There are more than 2,300 care clinics in the U.S., according to the Convenient Care Association (CCA). Payers view clinics as lower cost options to emergency department (ED) care. In fact, Anthem Blue Cross Blue Shield is no longer covering ED services that it deems unnecessary in Missouri, Kentucky and Georgia, in hopes of getting more patients to visit clinics rather than EDs. However, the policy is currently facing opposition.
Many healthcare leaders view retail clinics and urgent care centers as a way to reduce healthcare costs and reduce ED utilization and wait times, but an Annals of Emergency Medicine report found that they haven’t reduced non-emergency visits to EDs. However, the report also found retail clinics have improved access to healthcare, especially for people looking for care after-hours and patients who don’t have a primary care physician.

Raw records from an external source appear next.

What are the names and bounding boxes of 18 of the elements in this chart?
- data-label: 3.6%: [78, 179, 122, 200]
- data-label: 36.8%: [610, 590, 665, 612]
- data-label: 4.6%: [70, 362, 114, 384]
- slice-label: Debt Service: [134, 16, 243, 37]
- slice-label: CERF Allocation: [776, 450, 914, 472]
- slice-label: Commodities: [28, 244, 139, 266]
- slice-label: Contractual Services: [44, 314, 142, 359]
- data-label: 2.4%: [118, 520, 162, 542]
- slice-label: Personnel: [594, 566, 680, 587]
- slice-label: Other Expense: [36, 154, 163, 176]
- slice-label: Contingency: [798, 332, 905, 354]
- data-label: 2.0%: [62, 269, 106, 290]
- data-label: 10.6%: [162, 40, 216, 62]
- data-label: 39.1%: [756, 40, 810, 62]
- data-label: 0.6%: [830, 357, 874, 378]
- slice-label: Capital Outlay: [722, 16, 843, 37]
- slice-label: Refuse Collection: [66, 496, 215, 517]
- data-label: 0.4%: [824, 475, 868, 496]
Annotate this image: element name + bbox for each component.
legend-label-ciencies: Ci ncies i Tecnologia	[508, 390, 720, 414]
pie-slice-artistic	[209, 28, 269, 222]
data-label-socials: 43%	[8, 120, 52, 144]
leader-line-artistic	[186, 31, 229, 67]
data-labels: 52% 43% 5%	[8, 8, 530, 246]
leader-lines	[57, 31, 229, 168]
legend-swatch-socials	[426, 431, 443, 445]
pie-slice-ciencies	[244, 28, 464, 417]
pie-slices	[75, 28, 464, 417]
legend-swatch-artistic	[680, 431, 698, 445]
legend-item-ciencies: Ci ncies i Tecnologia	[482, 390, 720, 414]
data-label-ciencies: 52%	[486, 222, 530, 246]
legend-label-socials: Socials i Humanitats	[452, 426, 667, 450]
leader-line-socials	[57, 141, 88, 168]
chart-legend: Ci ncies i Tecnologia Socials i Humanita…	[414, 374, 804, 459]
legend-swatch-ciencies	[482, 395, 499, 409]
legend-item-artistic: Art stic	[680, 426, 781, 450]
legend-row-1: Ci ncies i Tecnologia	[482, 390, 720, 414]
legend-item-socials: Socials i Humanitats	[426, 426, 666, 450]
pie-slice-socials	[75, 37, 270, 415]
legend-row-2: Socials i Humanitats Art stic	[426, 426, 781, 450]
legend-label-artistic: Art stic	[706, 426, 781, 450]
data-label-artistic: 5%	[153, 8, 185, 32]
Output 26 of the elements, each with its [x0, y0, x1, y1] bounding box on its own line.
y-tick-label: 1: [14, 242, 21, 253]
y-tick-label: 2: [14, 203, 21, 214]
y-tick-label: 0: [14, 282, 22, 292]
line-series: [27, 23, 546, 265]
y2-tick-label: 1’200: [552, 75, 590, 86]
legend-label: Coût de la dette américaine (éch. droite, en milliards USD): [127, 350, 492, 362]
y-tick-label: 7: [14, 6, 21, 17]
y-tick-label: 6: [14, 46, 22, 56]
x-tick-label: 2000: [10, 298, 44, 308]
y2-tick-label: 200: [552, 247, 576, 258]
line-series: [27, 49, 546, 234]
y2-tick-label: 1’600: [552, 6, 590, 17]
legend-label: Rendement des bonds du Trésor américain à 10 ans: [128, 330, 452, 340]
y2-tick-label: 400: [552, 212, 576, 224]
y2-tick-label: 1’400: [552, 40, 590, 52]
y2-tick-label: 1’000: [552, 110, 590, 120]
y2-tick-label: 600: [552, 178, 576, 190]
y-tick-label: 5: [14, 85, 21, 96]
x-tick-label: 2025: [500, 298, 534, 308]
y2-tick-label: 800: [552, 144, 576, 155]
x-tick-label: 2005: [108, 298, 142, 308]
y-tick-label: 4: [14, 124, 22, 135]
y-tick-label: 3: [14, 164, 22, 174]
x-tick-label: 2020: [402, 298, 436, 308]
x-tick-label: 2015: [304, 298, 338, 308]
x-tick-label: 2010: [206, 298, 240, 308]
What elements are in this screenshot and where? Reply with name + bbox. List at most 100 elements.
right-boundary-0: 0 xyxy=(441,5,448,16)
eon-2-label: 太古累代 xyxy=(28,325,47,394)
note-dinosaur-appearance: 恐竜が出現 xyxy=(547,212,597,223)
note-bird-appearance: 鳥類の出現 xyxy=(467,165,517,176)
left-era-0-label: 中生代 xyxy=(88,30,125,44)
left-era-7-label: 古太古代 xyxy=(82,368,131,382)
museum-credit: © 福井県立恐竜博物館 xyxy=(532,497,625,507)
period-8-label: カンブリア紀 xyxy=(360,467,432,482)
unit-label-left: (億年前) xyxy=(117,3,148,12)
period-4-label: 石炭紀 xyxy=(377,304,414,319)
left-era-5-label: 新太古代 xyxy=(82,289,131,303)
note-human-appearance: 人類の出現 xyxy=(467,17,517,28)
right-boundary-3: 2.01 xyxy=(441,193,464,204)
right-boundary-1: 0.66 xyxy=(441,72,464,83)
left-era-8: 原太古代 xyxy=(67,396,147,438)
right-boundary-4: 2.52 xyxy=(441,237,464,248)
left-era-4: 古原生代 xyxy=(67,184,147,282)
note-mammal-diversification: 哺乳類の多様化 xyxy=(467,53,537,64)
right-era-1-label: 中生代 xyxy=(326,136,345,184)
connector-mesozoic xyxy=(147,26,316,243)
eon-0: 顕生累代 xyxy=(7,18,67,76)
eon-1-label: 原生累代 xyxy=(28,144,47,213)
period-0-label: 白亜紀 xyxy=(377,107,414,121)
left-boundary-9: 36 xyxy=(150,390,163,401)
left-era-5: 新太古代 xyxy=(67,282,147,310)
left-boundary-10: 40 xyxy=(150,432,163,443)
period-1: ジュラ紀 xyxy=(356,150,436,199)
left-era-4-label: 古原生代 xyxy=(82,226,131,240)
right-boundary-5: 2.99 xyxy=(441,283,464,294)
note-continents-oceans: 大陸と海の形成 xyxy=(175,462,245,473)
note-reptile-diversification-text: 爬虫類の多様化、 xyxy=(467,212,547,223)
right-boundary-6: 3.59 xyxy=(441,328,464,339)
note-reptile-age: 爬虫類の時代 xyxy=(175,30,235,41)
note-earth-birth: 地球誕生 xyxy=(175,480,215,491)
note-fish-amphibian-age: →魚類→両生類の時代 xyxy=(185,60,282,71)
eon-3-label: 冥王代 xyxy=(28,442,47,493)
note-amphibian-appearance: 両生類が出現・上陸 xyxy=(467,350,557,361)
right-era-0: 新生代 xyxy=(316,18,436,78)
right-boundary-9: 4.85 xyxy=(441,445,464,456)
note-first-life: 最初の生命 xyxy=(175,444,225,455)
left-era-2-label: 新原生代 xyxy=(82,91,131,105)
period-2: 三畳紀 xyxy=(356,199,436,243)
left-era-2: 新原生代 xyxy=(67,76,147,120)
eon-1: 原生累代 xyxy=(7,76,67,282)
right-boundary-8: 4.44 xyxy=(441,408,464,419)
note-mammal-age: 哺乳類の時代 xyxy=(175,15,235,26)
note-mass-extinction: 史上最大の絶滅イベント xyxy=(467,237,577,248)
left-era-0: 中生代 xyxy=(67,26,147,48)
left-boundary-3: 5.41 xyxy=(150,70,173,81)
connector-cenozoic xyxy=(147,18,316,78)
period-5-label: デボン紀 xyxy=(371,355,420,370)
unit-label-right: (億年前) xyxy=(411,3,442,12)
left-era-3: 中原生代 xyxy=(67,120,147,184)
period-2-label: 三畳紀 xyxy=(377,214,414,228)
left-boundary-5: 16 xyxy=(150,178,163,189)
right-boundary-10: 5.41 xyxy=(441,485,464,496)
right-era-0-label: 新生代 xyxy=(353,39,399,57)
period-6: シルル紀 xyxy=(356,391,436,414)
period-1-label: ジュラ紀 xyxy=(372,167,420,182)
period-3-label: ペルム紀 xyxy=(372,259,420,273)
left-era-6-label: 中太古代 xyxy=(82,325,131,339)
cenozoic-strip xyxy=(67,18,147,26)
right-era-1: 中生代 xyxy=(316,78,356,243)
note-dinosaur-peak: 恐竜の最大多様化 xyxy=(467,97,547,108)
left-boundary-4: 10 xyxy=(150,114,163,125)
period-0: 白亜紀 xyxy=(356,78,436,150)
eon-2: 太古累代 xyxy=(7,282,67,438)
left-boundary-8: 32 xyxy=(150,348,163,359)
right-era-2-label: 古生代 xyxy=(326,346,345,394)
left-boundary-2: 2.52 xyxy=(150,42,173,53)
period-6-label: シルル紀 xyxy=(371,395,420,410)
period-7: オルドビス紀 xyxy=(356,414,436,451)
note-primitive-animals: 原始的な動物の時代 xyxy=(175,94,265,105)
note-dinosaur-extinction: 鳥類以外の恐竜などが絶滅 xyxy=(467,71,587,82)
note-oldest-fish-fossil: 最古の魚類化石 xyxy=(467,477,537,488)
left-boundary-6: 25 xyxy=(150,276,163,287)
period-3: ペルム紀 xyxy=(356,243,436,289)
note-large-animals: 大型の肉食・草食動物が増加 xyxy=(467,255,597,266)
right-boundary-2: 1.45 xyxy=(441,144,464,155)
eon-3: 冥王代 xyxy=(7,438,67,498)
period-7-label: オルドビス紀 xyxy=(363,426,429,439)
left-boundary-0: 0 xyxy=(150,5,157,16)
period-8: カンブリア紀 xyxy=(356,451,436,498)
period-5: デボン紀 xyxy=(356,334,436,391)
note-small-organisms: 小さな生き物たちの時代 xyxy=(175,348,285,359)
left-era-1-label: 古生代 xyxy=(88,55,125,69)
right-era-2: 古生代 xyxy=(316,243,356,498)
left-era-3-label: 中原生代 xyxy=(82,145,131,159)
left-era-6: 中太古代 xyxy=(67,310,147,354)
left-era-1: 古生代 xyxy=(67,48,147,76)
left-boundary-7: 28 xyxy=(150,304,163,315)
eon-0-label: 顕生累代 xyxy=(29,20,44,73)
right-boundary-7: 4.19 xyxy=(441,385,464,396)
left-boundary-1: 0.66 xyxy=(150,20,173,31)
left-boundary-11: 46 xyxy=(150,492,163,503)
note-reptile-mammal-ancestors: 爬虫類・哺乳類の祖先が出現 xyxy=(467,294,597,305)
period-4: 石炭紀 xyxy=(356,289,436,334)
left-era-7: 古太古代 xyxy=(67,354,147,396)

Another study this year, which was by the Blue Cross Blue Shield Association, said retail clinic visits doubled for commercially insured members during the past five years — though retail clinics could have treated 30% of the ED visits. More retail clinic visits is a positive step, but the 30% figure shows more education is still needed to teach patients about when a retail clinic is a better idea than the ED. Helping people with chronic illness is one way to spread the message for retail clinics like CVS' MinuteClinics.